59 Arietis

Observation data Epoch J2000 Equinox ICRS
- Constellation: Aries
- Right ascension: 03^{h} 19^{m} 55.79556^{s}
- Declination: +27° 04′ 16.0661″
- Apparent magnitude (V): 5.91

Characteristics
- Spectral type: G7 IV
- B−V color index: 0.860±0.015

Astrometry
- Radial velocity (R_{v}): −4.67±0.14 km/s
- Proper motion (μ): RA: −25.853 mas/yr Dec.: −72.813 mas/yr
- Parallax (π): 15.3970±0.0621 mas
- Distance: 211.8 ± 0.9 ly (64.9 ± 0.3 pc)
- Absolute magnitude (M_{V}): 1.78

Details
- Mass: 1.96±0.30 M_{☉}
- Radius: 5.76±0.27 R_{☉}
- Luminosity: 19.5+1.9 −3.6 L_{☉}
- Surface gravity (log g): 3.21 cgs
- Temperature: 5,044 K
- Metallicity [Fe/H]: −0.06 dex
- Rotational velocity (v sin i): 1.8 km/s
- Age: 1.7+0.4 −0.3 Gyr
- Other designations: 59 Ari, BD+26°540, HD 20618, HIP 15514, HR 995, SAO 75863

Database references
- SIMBAD: data

= 59 Arietis =

Star in the constellation Aries

59 Arietis is a star in the northern constellation of Aries. 59 Arietis is the Flamsteed designation. It is dimly visible to the naked eye with an apparent visual magnitude of 5.91. Based upon an annual parallax shift of 15.40±0.06 mas, it is located approximately 212 ly distant from the Sun. The star is moving closer to the Earth with a heliocentric radial velocity of −4.7 km/s.

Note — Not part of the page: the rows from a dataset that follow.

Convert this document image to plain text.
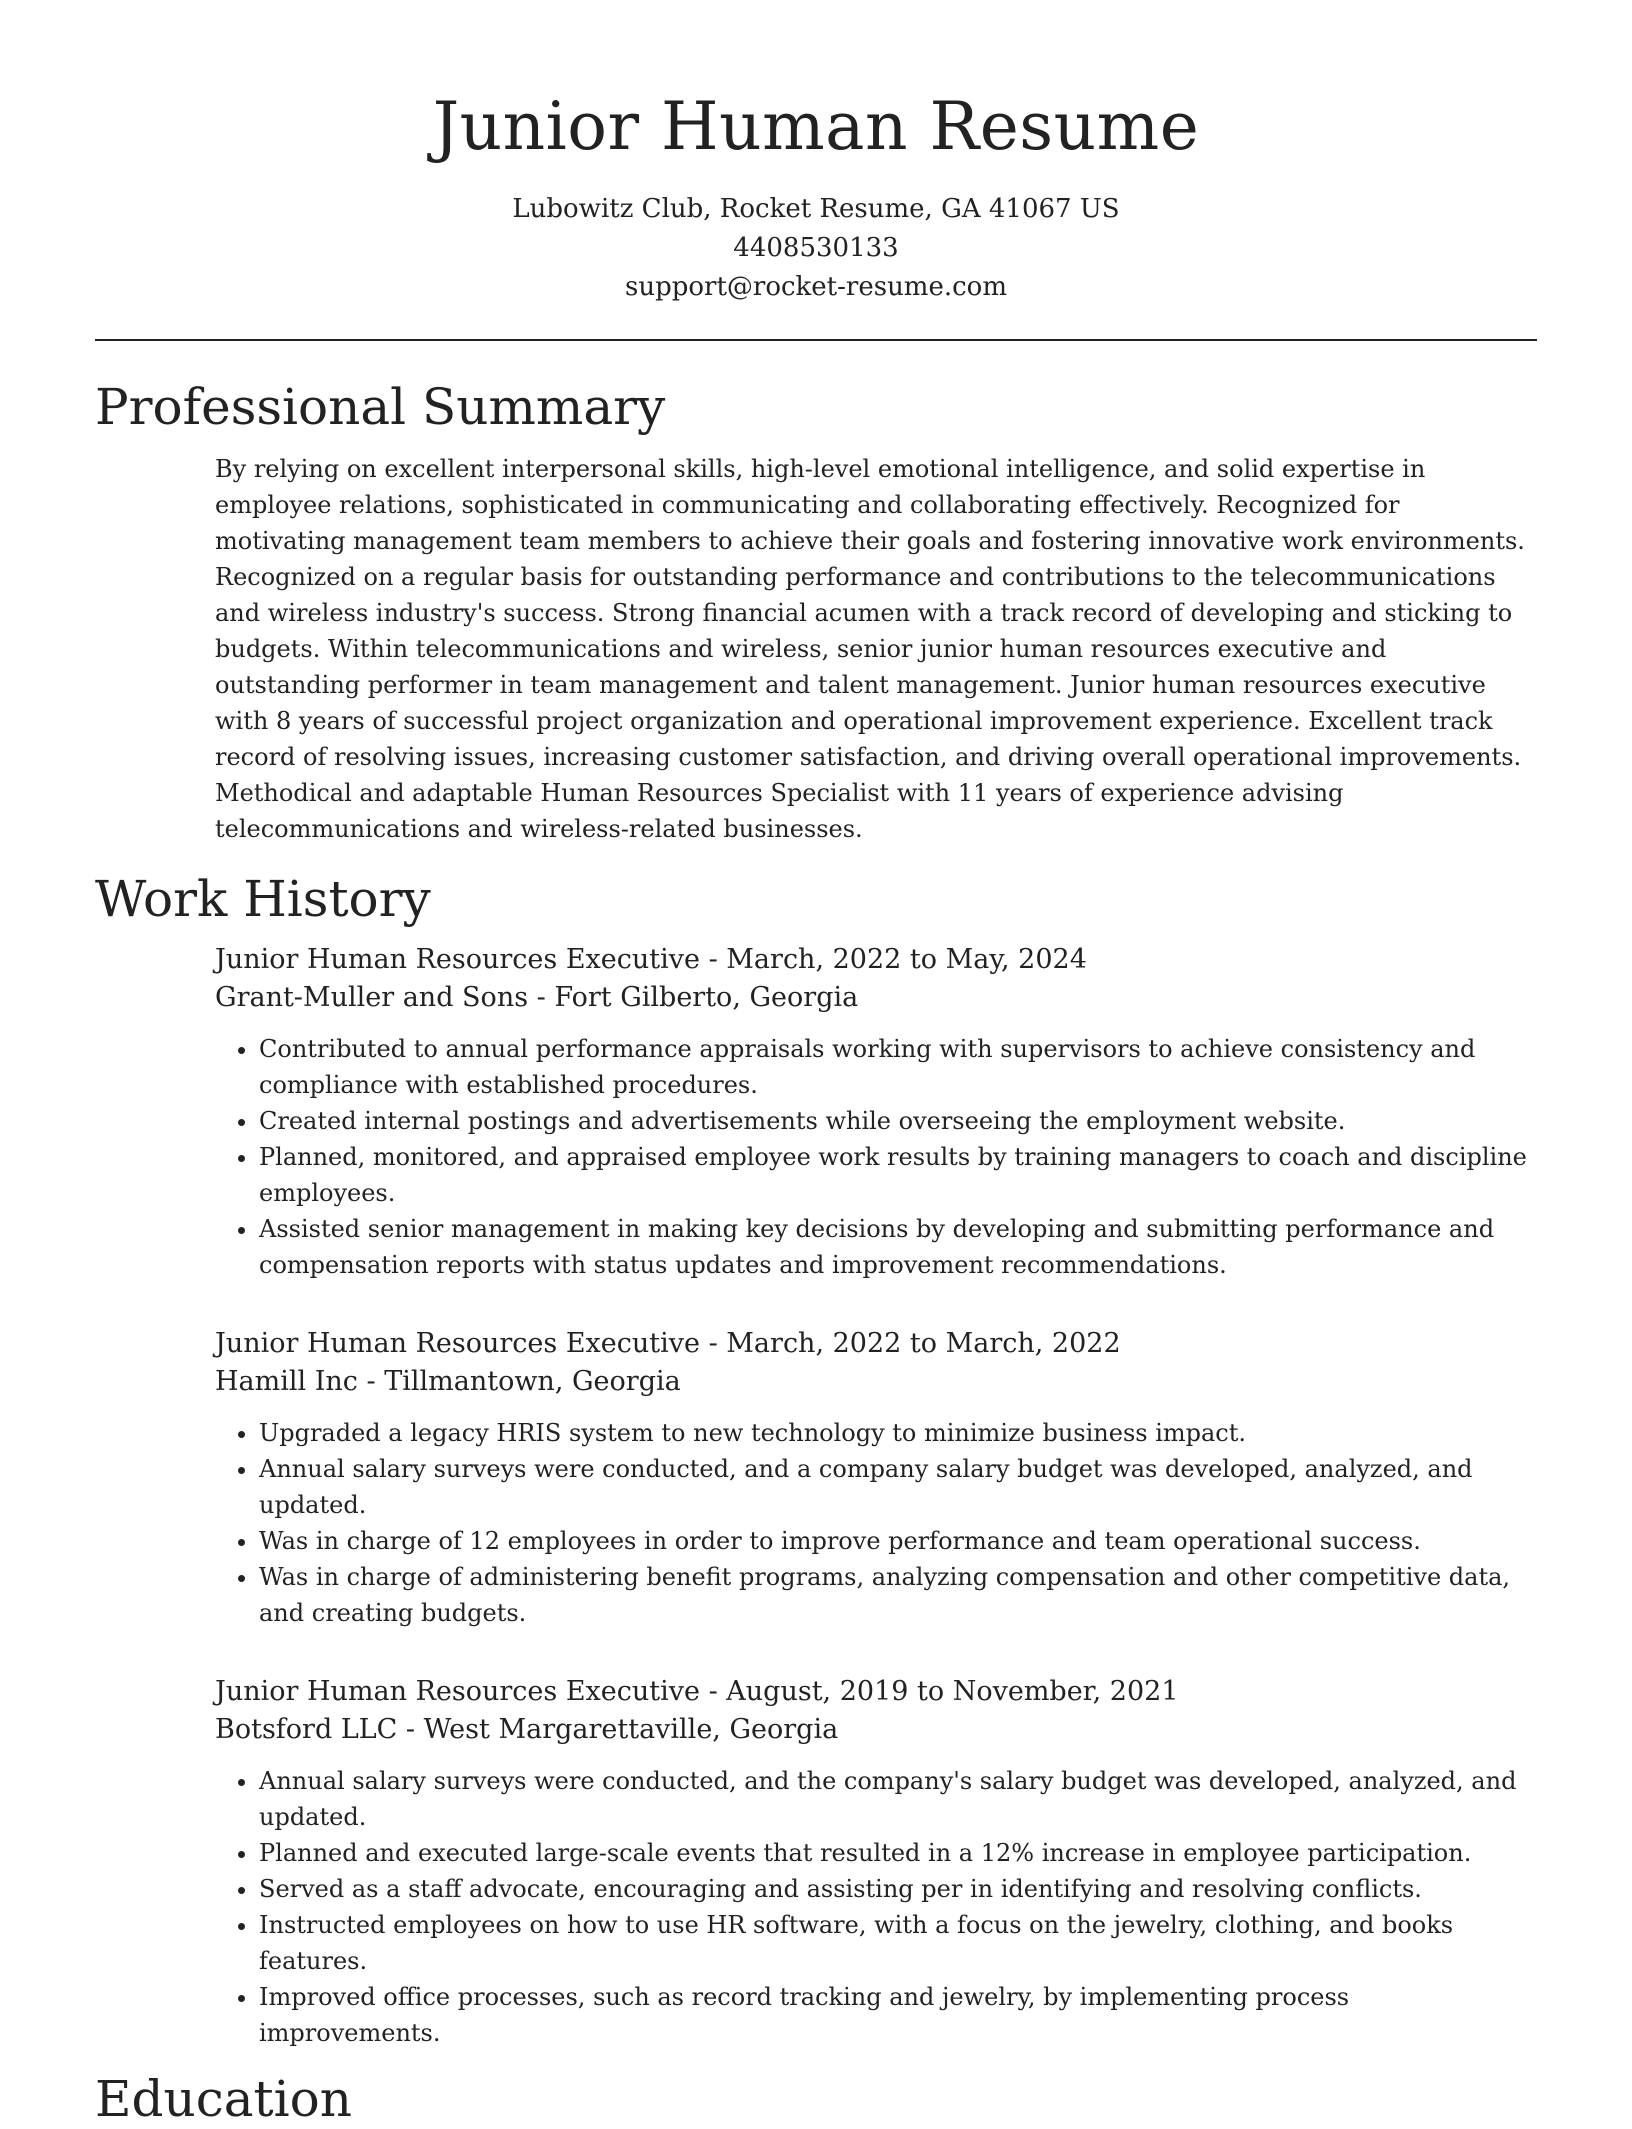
Junior Human Resume

Lubowitz Club, Rocket Resume, GA 41067 US

4408530133

support@rocket-resume.com

Professional Summary

By relying on excellent interpersonal skills, high-level emotional intelligence, and solid expertise in employee relations, sophisticated in communicating and collaborating effectively. Recognized for motivating management team members to achieve their goals and fostering innovative work environments. Recognized on a regular basis for outstanding performance and contributions to the telecommunications and wireless industry's success. Strong financial acumen with a track record of developing and sticking to budgets. Within telecommunications and wireless, senior junior human resources executive and outstanding performer in team management and talent management. Junior human resources executive with 8 years of successful project organization and operational improvement experience. Excellent track record of resolving issues, increasing customer satisfaction, and driving overall operational improvements. Methodical and adaptable Human Resources Specialist with 11 years of experience advising telecommunications and wireless-related businesses.

Work History

Junior Human Resources Executive - March, 2022 to May, 2024

Grant-Muller and Sons - Fort Gilberto, Georgia

• Contributed to annual performance appraisals working with supervisors to achieve consistency and compliance with established procedures.
• Created internal postings and advertisements while overseeing the employment website.
• Planned, monitored, and appraised employee work results by training managers to coach and discipline employees.
• Assisted senior management in making key decisions by developing and submitting performance and compensation reports with status updates and improvement recommendations.

Junior Human Resources Executive - March, 2022 to March, 2022

Hamill Inc - Tillmantown, Georgia

• Upgraded a legacy HRIS system to new technology to minimize business impact.
• Annual salary surveys were conducted, and a company salary budget was developed, analyzed, and updated.
• Was in charge of 12 employees in order to improve performance and team operational success.
• Was in charge of administering benefit programs, analyzing compensation and other competitive data, and creating budgets.

Junior Human Resources Executive - August, 2019 to November, 2021

Botsford LLC - West Margarettaville, Georgia

• Annual salary surveys were conducted, and the company's salary budget was developed, analyzed, and updated.
• Planned and executed large-scale events that resulted in a 12% increase in employee participation.
• Served as a staff advocate, encouraging and assisting per in identifying and resolving conflicts.
• Instructed employees on how to use HR software, with a focus on the jewelry, clothing, and books features.
• Improved office processes, such as record tracking and jewelry, by implementing process improvements.
Education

The spectrum of this object is that of a subgiant star with a stellar classification of G7 IV, which would suggest it has exhausted the supply of hydrogen at its core and has begun to evolve into a giant star. It is around 1.7 billion years old with a projected rotational velocity of 1.8 km/s. The star has nearly double the mass of the Sun and almost six times the Sun's radius. It is radiating 20 times the luminosity of the Sun from its photosphere at an effective temperature of 5,044 K.